Are Siberians Hypoallergenic?

Are Siberians Hypoallergenic?
In 2005, in a joint non-published study with UC Davis, we found roughly half of Siberians produced substantially less Fel-d1 allergen than other domestic cats and other cat breeds. No other breed was found to have consistent changes in allergen level production. In connection with KittenTesting, we have tested over 1000 Siberian cats and kittens. Only 15% of Siberians are suitable for homes with moderate or acute cat allergies.  

What is Cat Allergen #1?
Fel d1 is the first allergen discovered in house cats. It is a small protein that seems to be a scent marker – possibly identifying self and group.  Allergens in plants and animals are given a number as they are identified, so Fel d 1 = (Feline domesticus allergen 1). At least eight significant cat allergens have been identified.
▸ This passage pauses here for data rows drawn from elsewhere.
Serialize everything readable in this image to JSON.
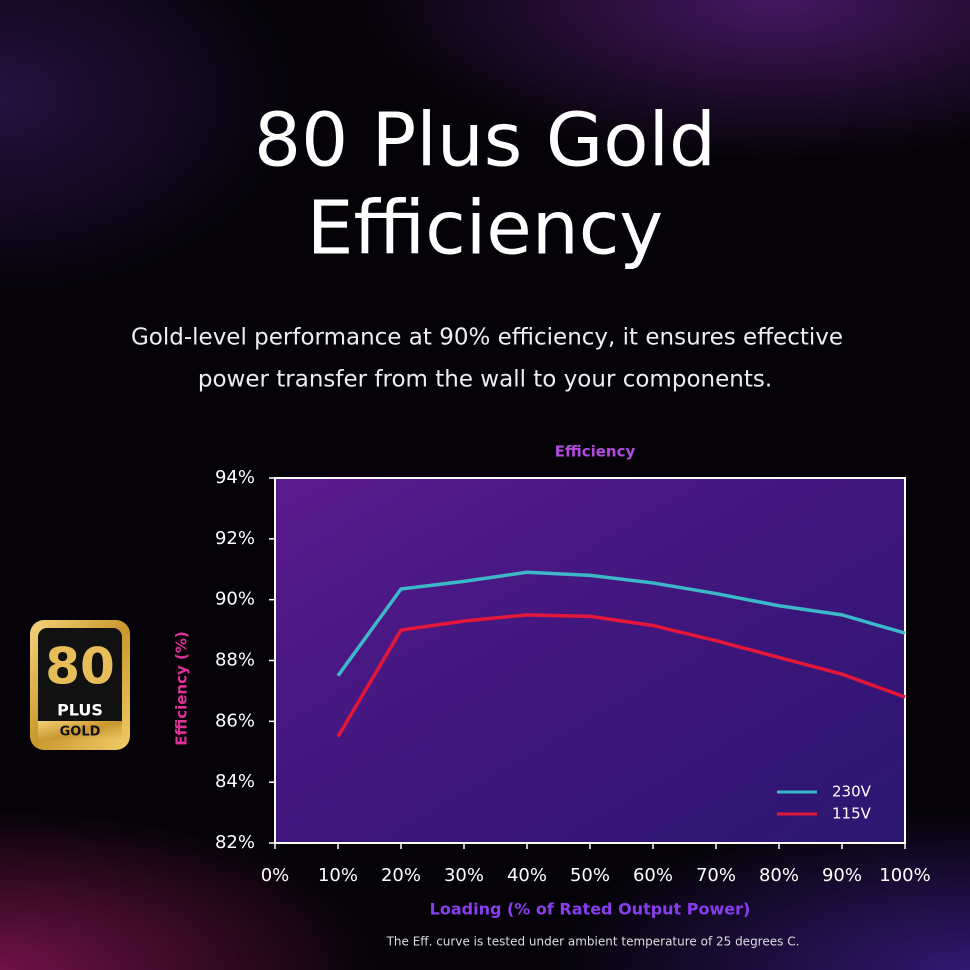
{
  "header": {
    "title_lines": [
      "80 Plus Gold",
      "Efficiency"
    ],
    "description_lines": [
      "Gold-level performance at 90% efficiency, it ensures effective",
      "power transfer from the wall to your components."
    ]
  },
  "badge": {
    "number": "80",
    "brand": "PLUS",
    "level": "GOLD"
  },
  "chart_data": {
    "type": "line",
    "title": "Efficiency",
    "x_label": "Loading (% of Rated Output Power)",
    "y_label": "Efficiency (%)",
    "x": [
      10,
      20,
      30,
      40,
      50,
      60,
      70,
      80,
      90,
      100
    ],
    "series": [
      {
        "name": "230V",
        "color": "#3db8c8",
        "values": [
          87.5,
          90.35,
          90.6,
          90.9,
          90.8,
          90.55,
          90.2,
          89.8,
          89.5,
          88.9
        ]
      },
      {
        "name": "115V",
        "color": "#e3173a",
        "values": [
          85.5,
          89.0,
          89.3,
          89.5,
          89.45,
          89.15,
          88.65,
          88.1,
          87.55,
          86.8
        ]
      }
    ],
    "xlim": [
      0,
      100
    ],
    "xticks": [
      {
        "value": 0,
        "label": "0%"
      },
      {
        "value": 10,
        "label": "10%"
      },
      {
        "value": 20,
        "label": "20%"
      },
      {
        "value": 30,
        "label": "30%"
      },
      {
        "value": 40,
        "label": "40%"
      },
      {
        "value": 50,
        "label": "50%"
      },
      {
        "value": 60,
        "label": "60%"
      },
      {
        "value": 70,
        "label": "70%"
      },
      {
        "value": 80,
        "label": "80%"
      },
      {
        "value": 90,
        "label": "90%"
      },
      {
        "value": 100,
        "label": "100%"
      }
    ],
    "ylim": [
      82,
      94
    ],
    "yticks": [
      {
        "value": 82,
        "label": "82%"
      },
      {
        "value": 84,
        "label": "84%"
      },
      {
        "value": 86,
        "label": "86%"
      },
      {
        "value": 88,
        "label": "88%"
      },
      {
        "value": 90,
        "label": "90%"
      },
      {
        "value": 92,
        "label": "92%"
      },
      {
        "value": 94,
        "label": "94%"
      }
    ],
    "grid": false,
    "legend": "lower right"
  },
  "footnote": "The Eff. curve is tested under ambient temperature of 25 degrees C."
}
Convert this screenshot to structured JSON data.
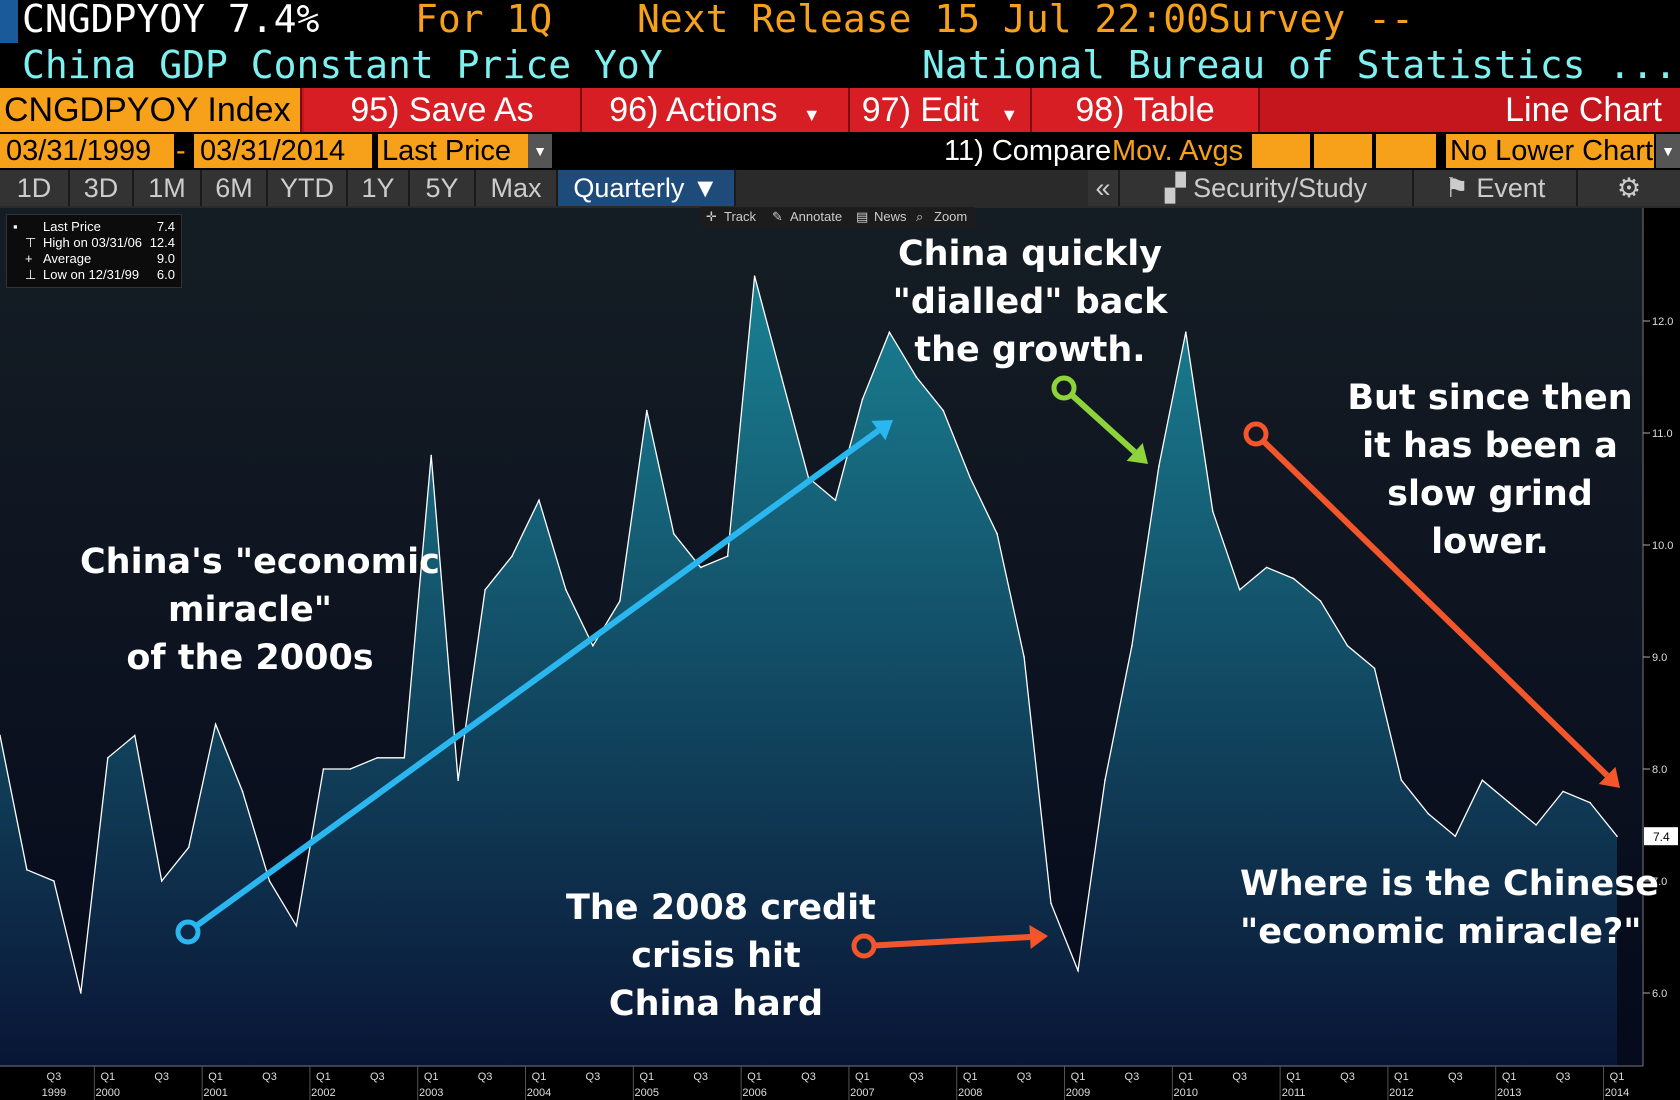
{
  "header": {
    "ticker": "CNGDPYOY 7.4%",
    "for": "For 1Q",
    "next_release": "Next Release 15 Jul 22:00",
    "survey": "Survey --",
    "description": "China GDP Constant Price YoY",
    "source": "National Bureau of Statistics ..."
  },
  "menu": {
    "index": "CNGDPYOY Index",
    "save_as": "95) Save As",
    "actions": "96) Actions",
    "edit": "97) Edit",
    "table": "98) Table",
    "chart_type": "Line Chart"
  },
  "daterow": {
    "start": "03/31/1999",
    "end": "03/31/2014",
    "field": "Last Price",
    "compare": "11) Compare",
    "mov_avgs": "Mov. Avgs",
    "lower": "No Lower Chart"
  },
  "periods": [
    "1D",
    "3D",
    "1M",
    "6M",
    "YTD",
    "1Y",
    "5Y",
    "Max"
  ],
  "period_selected": "Quarterly ▼",
  "right_tools": {
    "collapse": "«",
    "security": "Security/Study",
    "event": "Event",
    "settings": "⚙"
  },
  "toolbar": {
    "track": "Track",
    "annotate": "Annotate",
    "news": "News",
    "zoom": "Zoom"
  },
  "legend": {
    "last_label": "Last Price",
    "last_val": "7.4",
    "high_label": "High on 03/31/06",
    "high_val": "12.4",
    "avg_label": "Average",
    "avg_val": "9.0",
    "low_label": "Low on 12/31/99",
    "low_val": "6.0"
  },
  "annotations": {
    "miracle": [
      "China's \"economic",
      "miracle\"",
      "of the 2000s"
    ],
    "dialled": [
      "China quickly",
      "\"dialled\" back",
      "the growth."
    ],
    "grind": [
      "But since then",
      "it has been a",
      "slow grind",
      "lower."
    ],
    "crisis": [
      "The 2008 credit",
      "crisis hit",
      "China hard"
    ],
    "where": [
      "Where is the Chinese",
      "\"economic miracle?\""
    ]
  },
  "colors": {
    "area_top": "#1a8193",
    "area_bottom": "#0a1535",
    "line": "#ffffff",
    "arrow_blue": "#2ab7f0",
    "arrow_green": "#8fd33a",
    "arrow_orange": "#f2562a",
    "orange": "#f7a11b"
  },
  "chart_data": {
    "type": "area",
    "title": "",
    "xlabel": "",
    "ylabel": "",
    "ylim": [
      5.4,
      13.5
    ],
    "y_ticks": [
      "6.0",
      "7.0",
      "8.0",
      "9.0",
      "10.0",
      "11.0",
      "12.0"
    ],
    "last_value_label": "7.4",
    "x_tick_quarters": [
      "Q3",
      "Q1",
      "Q3",
      "Q1",
      "Q3",
      "Q1",
      "Q3",
      "Q1",
      "Q3",
      "Q1",
      "Q3",
      "Q1",
      "Q3",
      "Q1",
      "Q3",
      "Q1",
      "Q3",
      "Q1",
      "Q3",
      "Q1",
      "Q3",
      "Q1",
      "Q3",
      "Q1",
      "Q3",
      "Q1",
      "Q3",
      "Q1",
      "Q3",
      "Q1"
    ],
    "x_tick_years": [
      "1999",
      "2000",
      "2001",
      "2002",
      "2003",
      "2004",
      "2005",
      "2006",
      "2007",
      "2008",
      "2009",
      "2010",
      "2011",
      "2012",
      "2013",
      "2014"
    ],
    "x": [
      "1999Q1",
      "1999Q2",
      "1999Q3",
      "1999Q4",
      "2000Q1",
      "2000Q2",
      "2000Q3",
      "2000Q4",
      "2001Q1",
      "2001Q2",
      "2001Q3",
      "2001Q4",
      "2002Q1",
      "2002Q2",
      "2002Q3",
      "2002Q4",
      "2003Q1",
      "2003Q2",
      "2003Q3",
      "2003Q4",
      "2004Q1",
      "2004Q2",
      "2004Q3",
      "2004Q4",
      "2005Q1",
      "2005Q2",
      "2005Q3",
      "2005Q4",
      "2006Q1",
      "2006Q2",
      "2006Q3",
      "2006Q4",
      "2007Q1",
      "2007Q2",
      "2007Q3",
      "2007Q4",
      "2008Q1",
      "2008Q2",
      "2008Q3",
      "2008Q4",
      "2009Q1",
      "2009Q2",
      "2009Q3",
      "2009Q4",
      "2010Q1",
      "2010Q2",
      "2010Q3",
      "2010Q4",
      "2011Q1",
      "2011Q2",
      "2011Q3",
      "2011Q4",
      "2012Q1",
      "2012Q2",
      "2012Q3",
      "2012Q4",
      "2013Q1",
      "2013Q2",
      "2013Q3",
      "2013Q4",
      "2014Q1"
    ],
    "series": [
      {
        "values": [
          8.3,
          7.1,
          7.0,
          6.0,
          8.1,
          8.3,
          7.0,
          7.3,
          8.4,
          7.8,
          7.0,
          6.6,
          8.0,
          8.0,
          8.1,
          8.1,
          10.8,
          7.9,
          9.6,
          9.9,
          10.4,
          9.6,
          9.1,
          9.5,
          11.2,
          10.1,
          9.8,
          9.9,
          12.4,
          11.5,
          10.6,
          10.4,
          11.3,
          11.9,
          11.5,
          11.2,
          10.6,
          10.1,
          9.0,
          6.8,
          6.2,
          7.9,
          9.1,
          10.7,
          11.9,
          10.3,
          9.6,
          9.8,
          9.7,
          9.5,
          9.1,
          8.9,
          7.9,
          7.6,
          7.4,
          7.9,
          7.7,
          7.5,
          7.8,
          7.7,
          7.4
        ]
      }
    ]
  }
}
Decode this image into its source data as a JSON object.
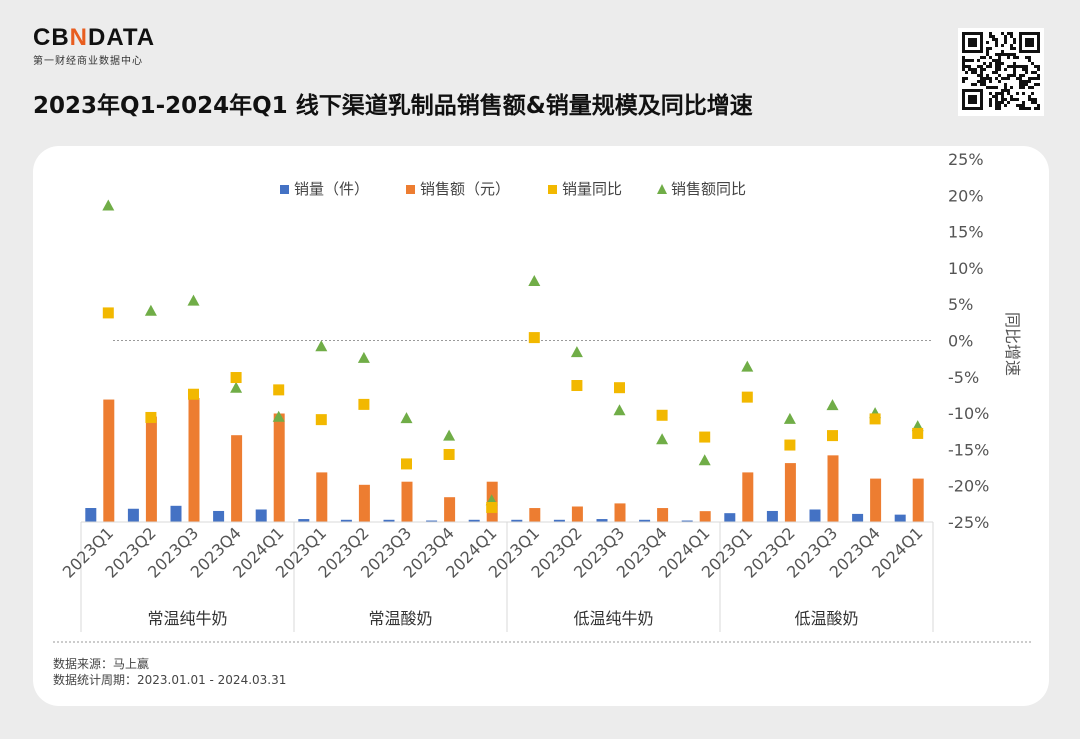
{
  "brand": {
    "name_pre": "CB",
    "name_n": "N",
    "name_post": "DATA",
    "subtitle": "第一财经商业数据中心"
  },
  "title": "2023年Q1-2024年Q1 线下渠道乳制品销售额&销量规模及同比增速",
  "footer": {
    "source": "数据来源：马上赢",
    "period": "数据统计周期：2023.01.01 - 2024.03.31"
  },
  "colors": {
    "volume": "#4472c4",
    "sales": "#ed7d31",
    "volume_yoy": "#f2b800",
    "sales_yoy": "#70ad47"
  },
  "chart_data": {
    "type": "bar",
    "quarters": [
      "2023Q1",
      "2023Q2",
      "2023Q3",
      "2023Q4",
      "2024Q1"
    ],
    "groups": [
      "常温纯牛奶",
      "常温酸奶",
      "低温纯牛奶",
      "低温酸奶"
    ],
    "legend": [
      "销量（件）",
      "销售额（元）",
      "销量同比",
      "销售额同比"
    ],
    "y2_label": "同比增速",
    "y2_ticks": [
      "25%",
      "20%",
      "15%",
      "10%",
      "5%",
      "0%",
      "-5%",
      "-10%",
      "-15%",
      "-20%",
      "-25%"
    ],
    "y2_range": [
      -25,
      25
    ],
    "series": [
      {
        "name": "销量（件）",
        "kind": "bar",
        "values": [
          1.9,
          1.8,
          2.2,
          1.5,
          1.7,
          0.4,
          0.3,
          0.3,
          0.2,
          0.3,
          0.3,
          0.3,
          0.4,
          0.3,
          0.2,
          1.2,
          1.5,
          1.7,
          1.1,
          1.0
        ]
      },
      {
        "name": "销售额（元）",
        "kind": "bar",
        "values": [
          39.5,
          34.0,
          40.0,
          28.0,
          35.0,
          16.0,
          12.0,
          13.0,
          8.0,
          13.0,
          4.5,
          5.0,
          6.0,
          4.5,
          3.5,
          16.0,
          19.0,
          21.5,
          14.0,
          14.0
        ]
      },
      {
        "name": "销量同比",
        "kind": "scatter",
        "values": [
          3.8,
          -10.6,
          -7.4,
          -5.1,
          -6.8,
          -10.9,
          -8.8,
          -17.0,
          -15.7,
          -23.0,
          0.4,
          -6.2,
          -6.5,
          -10.3,
          -13.3,
          -7.8,
          -14.4,
          -13.1,
          -10.8,
          -12.8
        ]
      },
      {
        "name": "销售额同比",
        "kind": "scatter",
        "values": [
          18.6,
          4.1,
          5.5,
          -6.5,
          -10.5,
          -0.8,
          -2.4,
          -10.7,
          -13.1,
          -22.0,
          8.2,
          -1.6,
          -9.6,
          -13.6,
          -16.5,
          -3.6,
          -10.8,
          -8.9,
          -10.0,
          -11.8
        ]
      }
    ]
  }
}
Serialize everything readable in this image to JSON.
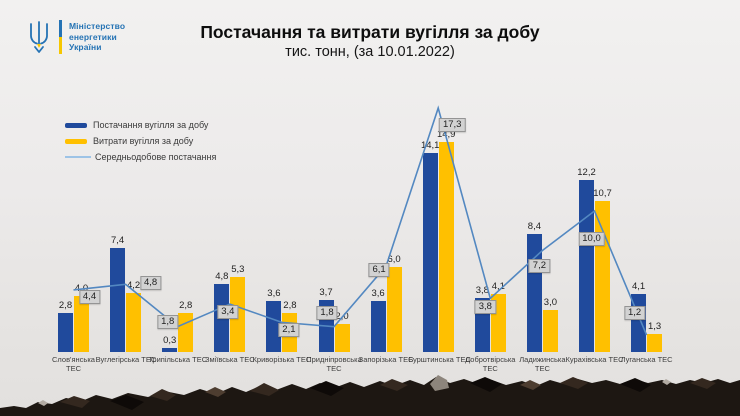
{
  "logo": {
    "org_lines": [
      "Міністерство",
      "енергетики",
      "України"
    ]
  },
  "header": {
    "title": "Постачання та витрати вугілля за добу",
    "subtitle": "тис. тонн, (за 10.01.2022)"
  },
  "legend": {
    "items": [
      {
        "label": "Постачання вугілля за добу",
        "type": "bar",
        "color": "#204a9c"
      },
      {
        "label": "Витрати вугілля за добу",
        "type": "bar",
        "color": "#ffc000"
      },
      {
        "label": "Середньодобове постачання",
        "type": "line",
        "color": "#9dc3e6"
      }
    ]
  },
  "chart_data": {
    "type": "bar",
    "title": "Постачання та витрати вугілля за добу",
    "subtitle": "тис. тонн, (за 10.01.2022)",
    "unit": "тис. тонн",
    "date": "10.01.2022",
    "categories": [
      "Слов'янська ТЕС",
      "Вуглегірська ТЕС",
      "Трипільська ТЕС",
      "Зміївська ТЕС",
      "Криворізька ТЕС",
      "Придніпровська ТЕС",
      "Запорізька ТЕС",
      "Бурштинська ТЕС",
      "Добротвірська ТЕС",
      "Ладижинська ТЕС",
      "Курахівська ТЕС",
      "Луганська ТЕС"
    ],
    "category_label_lines": [
      [
        "Слов'янська",
        "ТЕС"
      ],
      [
        "Вуглегірська ТЕС"
      ],
      [
        "Трипільська ТЕС"
      ],
      [
        "Зміївська ТЕС"
      ],
      [
        "Криворізька ТЕС"
      ],
      [
        "Придніпровська",
        "ТЕС"
      ],
      [
        "Запорізька ТЕС"
      ],
      [
        "Бурштинська ТЕС"
      ],
      [
        "Добротвірська",
        "ТЕС"
      ],
      [
        "Ладижинська",
        "ТЕС"
      ],
      [
        "Курахівська ТЕС"
      ],
      [
        "Луганська ТЕС"
      ]
    ],
    "series": [
      {
        "name": "Постачання вугілля за добу",
        "type": "bar",
        "color": "#204a9c",
        "values": [
          2.8,
          7.4,
          0.3,
          4.8,
          3.6,
          3.7,
          3.6,
          14.1,
          3.8,
          8.4,
          12.2,
          4.1
        ]
      },
      {
        "name": "Витрати вугілля за добу",
        "type": "bar",
        "color": "#ffc000",
        "values": [
          4.0,
          4.2,
          2.8,
          5.3,
          2.8,
          2.0,
          6.0,
          14.9,
          4.1,
          3.0,
          10.7,
          1.3
        ]
      },
      {
        "name": "Середньодобове постачання",
        "type": "line",
        "color": "#5388c1",
        "values": [
          4.4,
          4.8,
          1.8,
          3.4,
          2.1,
          1.8,
          6.1,
          17.3,
          3.8,
          7.2,
          10.0,
          1.2
        ]
      }
    ],
    "value_format": "decimal-comma, 1 digit",
    "ylim": [
      0,
      18
    ],
    "grid": false,
    "legend_position": "top-left"
  }
}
Do little kittens produce Fel d1?
Cat allergens begin to show in kittens by 11 weeks of age, and Fel d1 levels increase for several months.  (Our testing methods are calibrated for samples at 12-13 weeks.) Families with moderate to severe cat allergies should never agree to purchase a kitten that is much younger than 12 weeks old – and then only after snuggling with that specific kitten.

Do low allergen matings always produce low kittens?
No. There are many allergen mutations in Siberians, and most are additive. Mating a low-allergen sire and dam has the best chance of producing lower allergen kittens, but normal allergen kittens are found in most matings. Mating normal allergen Siberians will always produce normal allergen kittens.

Does fur length affect allergens?
Fur length does not increase or decrease the amount of allergen.  Cats remove allergen from the hair through grooming, but salivary allergen becomes airborne at the same time. Siberians do have a fine undercoat that can cause mild itching or eye irritation in sensitive individuals.

Does color affect allergen?
Coat color is not related to allergen levels in Siberians, with one exception: Silver, Smoke, Bi-Metallic Siberians were produced in Siberians through outcrossing with Persian. These colors are typically very high allergen. Why these colors produce higher allergens is unknown at this time.

What about Neva (Colorpoint) Siberians?
Early colorpoint Siberians from the St. Petersburg region tended to be much lower allergen than Traditional (Black Amber Tabby), but low-allergen mutations are now found throughout the Siberian breed.  In the US, colorpoints are registered as Siberian, but in several foreign registries Neva are considered a separate Russian breed.  

Do males produce more allergen?
Cat allergen is hormonally controlled, with non-neutered males producing the highest levels. After neutering, Fel d1 allergen levels in males and females are similar. Allergen levels of exceptionally low allergen Siberian males do not seem to change as much with neutering.

Where is Fel d1 produced?
Fel-d1 is produced in the saliva, oil glands in the skin, and the perianal glands. During grooming, Fel-d1 from saliva becomes airborne. Allergen on the fur is oily and transfers easily to clothing, carpet, and upholstery. Litter boxes contain the highest amount of cat allergens.